Editor’s note: This story was updated Dec. 3 based on new information. It also corrects errors about the distance from the White House and clarifies that Harry Truman attended the church but was not a member. Baptist News Global regrets the errors.
By Bob Allen
Julie Pennington-Russell, a pioneer among Baptist women in ministry and former pastor of flagship churches aligned with the Cooperative Baptist Fellowship, will preach in view of a call Dec. 6 at First Baptist Church in Washington, D.C.
If elected, she will be the first woman to lead the historic church located six blocks from the White House as senior pastor.
Pennington-Russell, 55, stepped down in May after eight years as pastor of First Baptist Church in Decatur, Ga., which is located next door to the headquarters of the 1,800-church CBF and host for many of the Fellowship’s leadership meetings.
Before that she broke the so-called stained-glass ceiling in pastorates at Calvary Baptist Church in Waco, Texas, and Nineteenth Avenue Baptist Church in San Francisco.
The previous pastor at First Baptist Church in Washington, Jeff Haggray, resigned in 2013 after just over three years. The first African-American to serve the church as pastor, Haggray, 51, recently was named executive director of American Baptist Home Missions Societies in Valley Forge, Pa.
A pastor search committee appointed in April 2014 introduced the nominee, saying Pennington-Russell “speaks with a prophetic voice” and brings “exceptional interpersonal skills.” They described her as a “visionary” and “pioneer for Baptist women in ministry.”
Her conversations with the search committee began in June when Chairman Erik Smith introduced himself on an elevator after hearing Pennington-Russell preach earlier in the day at the Cooperative Baptist Fellowship General Assembly in Dallas.
In a letter to members of First Baptist Church in Washington, Pennington-Russell said she was excited about the possibility of being elected as their pastor.

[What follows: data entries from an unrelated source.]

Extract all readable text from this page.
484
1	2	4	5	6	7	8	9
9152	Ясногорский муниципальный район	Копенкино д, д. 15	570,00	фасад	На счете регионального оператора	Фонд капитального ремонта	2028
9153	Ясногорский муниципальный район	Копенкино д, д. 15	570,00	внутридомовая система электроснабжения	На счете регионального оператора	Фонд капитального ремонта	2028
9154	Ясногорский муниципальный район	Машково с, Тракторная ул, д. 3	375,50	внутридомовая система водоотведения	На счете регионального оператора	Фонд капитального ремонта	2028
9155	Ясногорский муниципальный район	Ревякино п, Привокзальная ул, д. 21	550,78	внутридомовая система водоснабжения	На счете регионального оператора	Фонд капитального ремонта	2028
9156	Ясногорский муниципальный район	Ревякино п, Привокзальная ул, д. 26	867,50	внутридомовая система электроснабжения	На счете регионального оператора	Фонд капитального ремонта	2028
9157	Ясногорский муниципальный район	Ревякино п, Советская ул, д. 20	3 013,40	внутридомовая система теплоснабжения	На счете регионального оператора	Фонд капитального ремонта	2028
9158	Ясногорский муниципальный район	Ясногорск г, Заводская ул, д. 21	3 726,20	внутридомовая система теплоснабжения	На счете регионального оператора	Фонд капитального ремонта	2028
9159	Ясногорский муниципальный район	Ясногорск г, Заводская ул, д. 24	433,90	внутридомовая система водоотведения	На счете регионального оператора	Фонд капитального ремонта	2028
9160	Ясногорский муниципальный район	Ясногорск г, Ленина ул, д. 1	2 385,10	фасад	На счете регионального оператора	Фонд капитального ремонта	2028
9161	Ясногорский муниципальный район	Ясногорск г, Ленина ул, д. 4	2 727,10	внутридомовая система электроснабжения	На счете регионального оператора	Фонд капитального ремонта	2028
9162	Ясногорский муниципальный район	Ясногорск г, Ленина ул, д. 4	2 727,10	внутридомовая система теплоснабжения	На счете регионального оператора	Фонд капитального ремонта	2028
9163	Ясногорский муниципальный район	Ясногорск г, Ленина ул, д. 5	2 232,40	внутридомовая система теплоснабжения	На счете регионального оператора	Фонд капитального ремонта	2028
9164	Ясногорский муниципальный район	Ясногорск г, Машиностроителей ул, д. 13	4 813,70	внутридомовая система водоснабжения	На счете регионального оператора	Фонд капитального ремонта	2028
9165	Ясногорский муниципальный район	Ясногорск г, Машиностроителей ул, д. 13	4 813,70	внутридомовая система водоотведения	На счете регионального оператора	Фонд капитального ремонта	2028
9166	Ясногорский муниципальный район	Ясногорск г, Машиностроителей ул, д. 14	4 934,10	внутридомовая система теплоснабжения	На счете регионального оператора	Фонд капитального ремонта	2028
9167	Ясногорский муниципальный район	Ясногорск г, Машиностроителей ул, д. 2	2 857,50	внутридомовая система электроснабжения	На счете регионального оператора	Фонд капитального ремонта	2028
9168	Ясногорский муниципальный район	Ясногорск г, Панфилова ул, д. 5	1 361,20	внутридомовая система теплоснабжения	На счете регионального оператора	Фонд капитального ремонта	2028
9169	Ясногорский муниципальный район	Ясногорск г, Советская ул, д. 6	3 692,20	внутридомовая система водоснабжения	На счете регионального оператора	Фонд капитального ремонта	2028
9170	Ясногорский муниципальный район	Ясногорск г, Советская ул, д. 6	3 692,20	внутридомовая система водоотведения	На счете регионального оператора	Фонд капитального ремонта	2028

“Your pastor search committee has described First Baptist, D.C., as a church in which God is stirring a genuine desire for transformation, a desire to come alive in new ways, and to take some risks for Christ’s sake and for the sake of your gospel witness in the city of Washington, D.C.,” she said. “This is thrilling to me.”
Founded in 1802, two years after Congress held its first session in Washington and while Thomas Jefferson was president, First Baptist Church is the oldest Protestant church in the nation’s capital.
Organized as “a spiritual home for Baptists moving to the new federal city,” the congregation played a significant role in the life of Baptists including helping to found Columbian College, now George Washington University, and beginning the first Sunday school in Washington not many years after Robert Raikes launched the Sunday school movement in England.
Former attendees include presidents Harry Truman and Jimmy Carter. President Carter’s daughter, Amy, was baptized there at age 9.
During the interim Deborah Cochran, the church’s longtime minister to children and more recently associate pastor, has served as acting pastor. Stan Hastey, retired executive director of the Alliance of Baptists, has filled in as interim preaching minister.